By sampling the 8 bit I and Q filter test registers on the chipcon CC1020 ISM band transceiver IC it is possible to reconstruct the baseband. This file contains avr code for an atmega168, and c code for *nix (tested on ubuntu 10.04) for converting the serial data to a 8Ksps WAV stream. This can then be used by fldigi using file-audio-playback (or -stream on the custom build). This has been tested with the cc1020em(x)k-434 evaluation board from mouser, running at 3.3v with the Lock pin connected to INT0 on the avr, and the “programming” spi interface on the cc1020 connected to the avr spi. The avr has to be clocked at an appropriate rate for 460800baud or faster serial to work - this has been tested with a 7.3728MHz crystal.

This technique has not been tested over long range, but bench tests with a very heavily attenuated signal suggest the front end noise figure for the 1020 is around 6.5dB. This mfsk64 data was recorded from a nxt2 transmitter with filtered pwm used to generate the small frequency shifts. The bandwidth is 9.6khz (mfsk64 spans approx 1.1khz). The PLL on the cc1020 allows steps of 225Hz to be made, here the local oscillator frequency was reduced by 225hz around point 800 on the horizontal axis. The horizontal line just below the ntx2 frequency is from an LCD monitor. The ntx2 signal is actually much stronger than the frontend noise and RFI, as can be seen by the disappearing background noise as the AGC adjusts. In fact the ADC on the chipcon is starting to saturate, causing the faint line at 0Hz during the transmissions.

A histogram of data from the I register (Q has the same shape) shows that the AGC is working perfectly to keep the samples in the +-127 range (signed 8 bit integer output). The probability density function is a Guassian as would be expected from a random noise source.

Libsamplerate is required to resample the data to 8Ksps. A custom build of dl-fldigi in hab mode is required (./dl-fldigi –hab to use in hab mode). Hopefully this can be merged with the main dl-fldigi, but for now it can be sound at https://github.com/Laurenceb/dl-fldigi.

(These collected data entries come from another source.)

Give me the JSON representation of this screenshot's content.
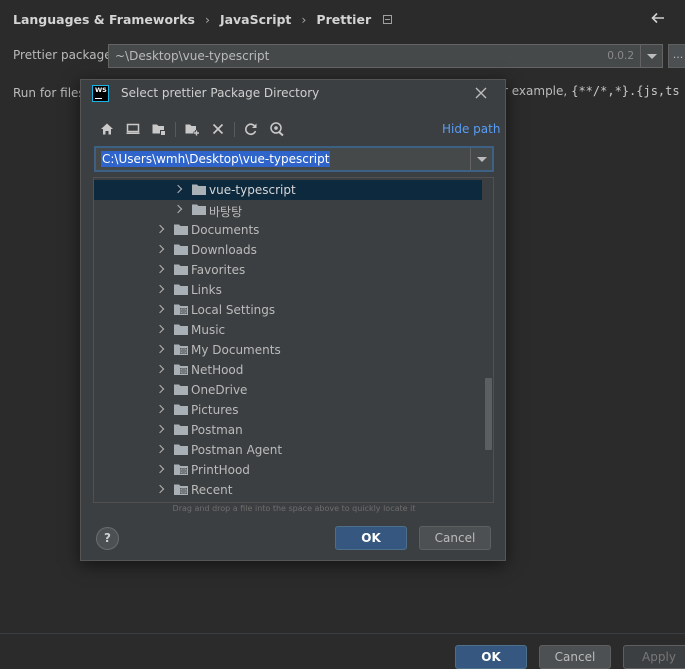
{
  "breadcrumb": {
    "items": [
      "Languages & Frameworks",
      "JavaScript",
      "Prettier"
    ],
    "separator": "›"
  },
  "settings": {
    "prettier_package_label": "Prettier package:",
    "prettier_package_value": "~\\Desktop\\vue-typescript",
    "prettier_package_version": "0.0.2",
    "browse_label": "...",
    "run_for_files_label": "Run for files:",
    "run_for_files_hint": "r example,",
    "run_for_files_glob": "{**/*,*}.{js,ts"
  },
  "footer": {
    "ok_label": "OK",
    "cancel_label": "Cancel",
    "apply_label": "Apply"
  },
  "dialog": {
    "logo_text": "WS",
    "title": "Select prettier Package Directory",
    "hide_path_label": "Hide path",
    "path_value": "C:\\Users\\wmh\\Desktop\\vue-typescript",
    "tree": [
      {
        "label": "vue-typescript",
        "level": 2,
        "selected": true,
        "special": false
      },
      {
        "label": "바탕탕",
        "level": 2,
        "selected": false,
        "special": false
      },
      {
        "label": "Documents",
        "level": 1,
        "selected": false,
        "special": false
      },
      {
        "label": "Downloads",
        "level": 1,
        "selected": false,
        "special": false
      },
      {
        "label": "Favorites",
        "level": 1,
        "selected": false,
        "special": false
      },
      {
        "label": "Links",
        "level": 1,
        "selected": false,
        "special": false
      },
      {
        "label": "Local Settings",
        "level": 1,
        "selected": false,
        "special": true
      },
      {
        "label": "Music",
        "level": 1,
        "selected": false,
        "special": false
      },
      {
        "label": "My Documents",
        "level": 1,
        "selected": false,
        "special": true
      },
      {
        "label": "NetHood",
        "level": 1,
        "selected": false,
        "special": true
      },
      {
        "label": "OneDrive",
        "level": 1,
        "selected": false,
        "special": false
      },
      {
        "label": "Pictures",
        "level": 1,
        "selected": false,
        "special": false
      },
      {
        "label": "Postman",
        "level": 1,
        "selected": false,
        "special": false
      },
      {
        "label": "Postman Agent",
        "level": 1,
        "selected": false,
        "special": false
      },
      {
        "label": "PrintHood",
        "level": 1,
        "selected": false,
        "special": true
      },
      {
        "label": "Recent",
        "level": 1,
        "selected": false,
        "special": true
      }
    ],
    "drag_hint": "Drag and drop a file into the space above to quickly locate it",
    "help_label": "?",
    "ok_label": "OK",
    "cancel_label": "Cancel"
  },
  "colors": {
    "background": "#2b2b2b",
    "dialog_background": "#3c3f41",
    "primary_button": "#365880",
    "link": "#589df6",
    "selection": "#2f65ca",
    "tree_selection": "#0d293e",
    "folder": "#a9b0b6"
  }
}
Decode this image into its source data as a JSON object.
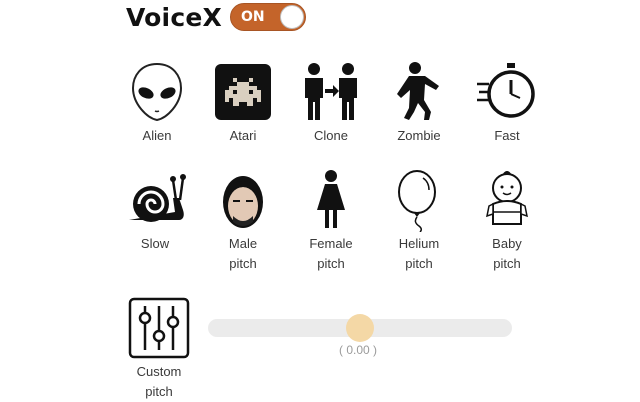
{
  "app": {
    "title": "VoiceX",
    "toggle_label": "ON",
    "toggle_on": true,
    "accent_color": "#c4642a"
  },
  "effects": [
    {
      "label": "Alien",
      "icon": "alien-icon"
    },
    {
      "label": "Atari",
      "icon": "space-invader-icon"
    },
    {
      "label": "Clone",
      "icon": "clone-people-icon"
    },
    {
      "label": "Zombie",
      "icon": "zombie-icon"
    },
    {
      "label": "Fast",
      "icon": "stopwatch-icon"
    },
    {
      "label": "Slow",
      "icon": "snail-icon"
    },
    {
      "label": "Male\npitch",
      "icon": "male-face-icon"
    },
    {
      "label": "Female\npitch",
      "icon": "female-figure-icon"
    },
    {
      "label": "Helium\npitch",
      "icon": "balloon-icon"
    },
    {
      "label": "Baby\npitch",
      "icon": "baby-icon"
    },
    {
      "label": "Custom\npitch",
      "icon": "equalizer-sliders-icon"
    }
  ],
  "custom_pitch": {
    "value_text": "( 0.00 )",
    "value": 0.5,
    "thumb_color": "#f4d8a6"
  }
}
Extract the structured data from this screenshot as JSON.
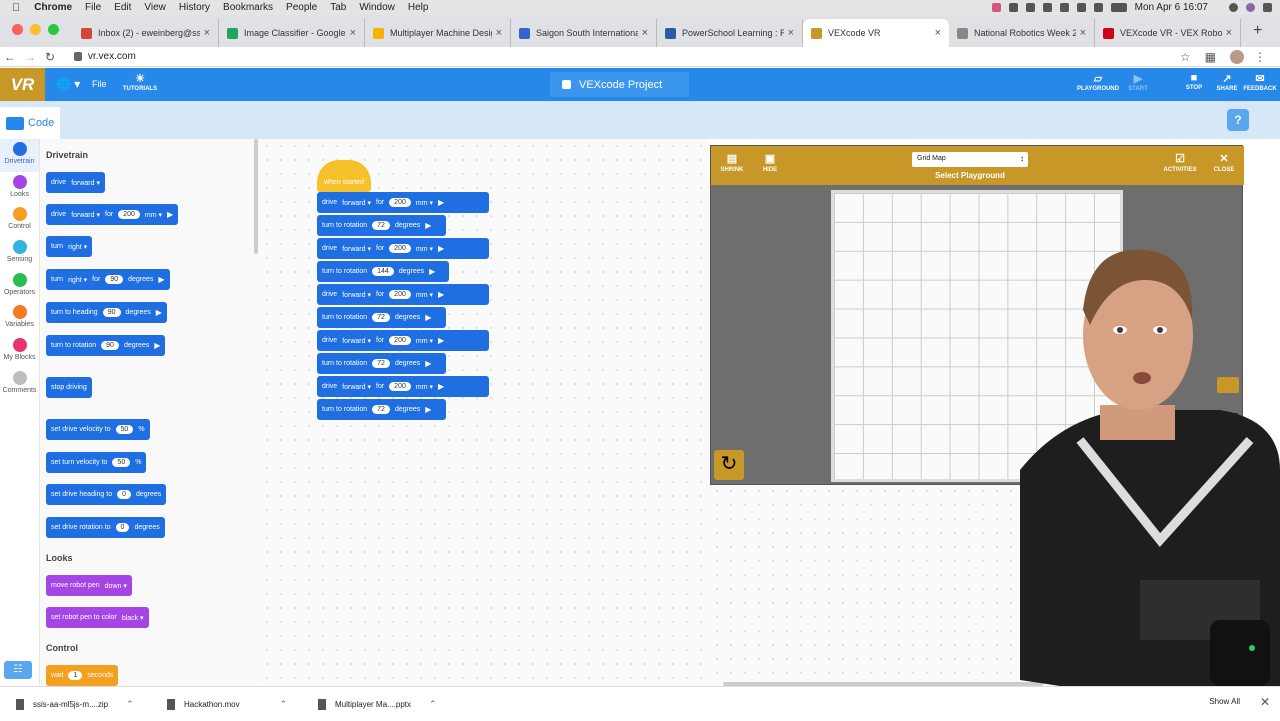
{
  "menubar": {
    "apple": "",
    "items": [
      "Chrome",
      "File",
      "Edit",
      "View",
      "History",
      "Bookmarks",
      "People",
      "Tab",
      "Window",
      "Help"
    ],
    "clock": "Mon Apr 6  16:07"
  },
  "tabs": [
    {
      "title": "Inbox (2) - eweinberg@ssis.e",
      "favicon_color": "#d44638"
    },
    {
      "title": "Image Classifier - Google Dr",
      "favicon_color": "#1fa463"
    },
    {
      "title": "Multiplayer Machine Design",
      "favicon_color": "#f4b400"
    },
    {
      "title": "Saigon South International S",
      "favicon_color": "#3366cc"
    },
    {
      "title": "PowerSchool Learning : Rob",
      "favicon_color": "#2a5aa8"
    },
    {
      "title": "VEXcode VR",
      "favicon_color": "#c79727"
    },
    {
      "title": "National Robotics Week 202",
      "favicon_color": "#888888"
    },
    {
      "title": "VEXcode VR - VEX Robotics",
      "favicon_color": "#d0021b"
    }
  ],
  "active_tab": 5,
  "address": {
    "url": "vr.vex.com"
  },
  "app": {
    "logo": "VR",
    "file_label": "File",
    "tutorials_label": "TUTORIALS",
    "project_name": "VEXcode Project",
    "playground_label": "PLAYGROUND",
    "start_label": "START",
    "stop_label": "STOP",
    "share_label": "SHARE",
    "feedback_label": "FEEDBACK",
    "code_tab_label": "Code",
    "help_label": "?"
  },
  "categories": [
    {
      "label": "Drivetrain",
      "color": "#1f6fe3"
    },
    {
      "label": "Looks",
      "color": "#a645e5"
    },
    {
      "label": "Control",
      "color": "#f39f1f"
    },
    {
      "label": "Sensing",
      "color": "#35b3e0"
    },
    {
      "label": "Operators",
      "color": "#2dbd4f"
    },
    {
      "label": "Variables",
      "color": "#f47b22"
    },
    {
      "label": "My Blocks",
      "color": "#e8346a"
    },
    {
      "label": "Comments",
      "color": "#bdbdbd"
    }
  ],
  "palette": {
    "drivetrain_title": "Drivetrain",
    "looks_title": "Looks",
    "control_title": "Control",
    "blocks": {
      "drive": [
        "drive",
        "forward"
      ],
      "drive_for": [
        "drive",
        "forward",
        "for",
        "200",
        "mm"
      ],
      "turn": [
        "turn",
        "right"
      ],
      "turn_for": [
        "turn",
        "right",
        "for",
        "90",
        "degrees"
      ],
      "turn_heading": [
        "turn to heading",
        "90",
        "degrees"
      ],
      "turn_rotation": [
        "turn to rotation",
        "90",
        "degrees"
      ],
      "stop": [
        "stop driving"
      ],
      "drive_vel": [
        "set drive velocity to",
        "50",
        "%"
      ],
      "turn_vel": [
        "set turn velocity to",
        "50",
        "%"
      ],
      "drive_heading": [
        "set drive heading to",
        "0",
        "degrees"
      ],
      "drive_rot": [
        "set drive rotation to",
        "0",
        "degrees"
      ],
      "pen": [
        "move robot pen",
        "down"
      ],
      "pen_color": [
        "set robot pen to color",
        "black"
      ],
      "wait": [
        "wait",
        "1",
        "seconds"
      ]
    }
  },
  "script": {
    "hat": "when started",
    "drive": [
      "drive",
      "forward",
      "for",
      "200",
      "mm"
    ],
    "turn72": [
      "turn to rotation",
      "72",
      "degrees"
    ],
    "turn144": [
      "turn to rotation",
      "144",
      "degrees"
    ]
  },
  "playground": {
    "shrink_label": "SHRINK",
    "hide_label": "HIDE",
    "select_value": "Grid Map",
    "select_label": "Select Playground",
    "activities_label": "ACTIVITIES",
    "close_label": "CLOSE"
  },
  "downloads": [
    {
      "name": "ssis-aa-ml5js-m....zip"
    },
    {
      "name": "Hackathon.mov"
    },
    {
      "name": "Multiplayer Ma....pptx"
    }
  ],
  "downloads_show_all": "Show All"
}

With dump.c compiled and the hardware connected to the machine, fire up dump (./dump /dev/tty<port> e.g. ./dump /dev/ttyUSB0 ) and it should say “waiting for the stream to be opened”. Then in fldigi/dl-fldigi go to file-audio-stream and locate stream.wav in the same directory as dump. Entering positive or negative numbers between -126 and +127 into dump retunes the cc1020 in steps of 225Hz. Always shut down by first stopping playback in fldigi before closing dump, or fldigi may hang. On bootup the cc1020 will be tuned to 434.075MHz.

Compile dump.c as before. You will also need python installed. Run autotune.py /dev/tty<port> then open fldigi/dl-fidigi as in the instructions above, but also setting rig control to use xmlrpc. You can now set the SDR frequency (has to be in the 434MHz band) using the rig control entry box in fldigi. AFC will control the PLL on the SDR to keep the audio frequency around the region of 2.5KHz. Presently the cc1020 can only be retuned in single steps, so this is only useful for tracking a 434.075mhz - future versions will allow any frequency in the 70cm band to be entered directly.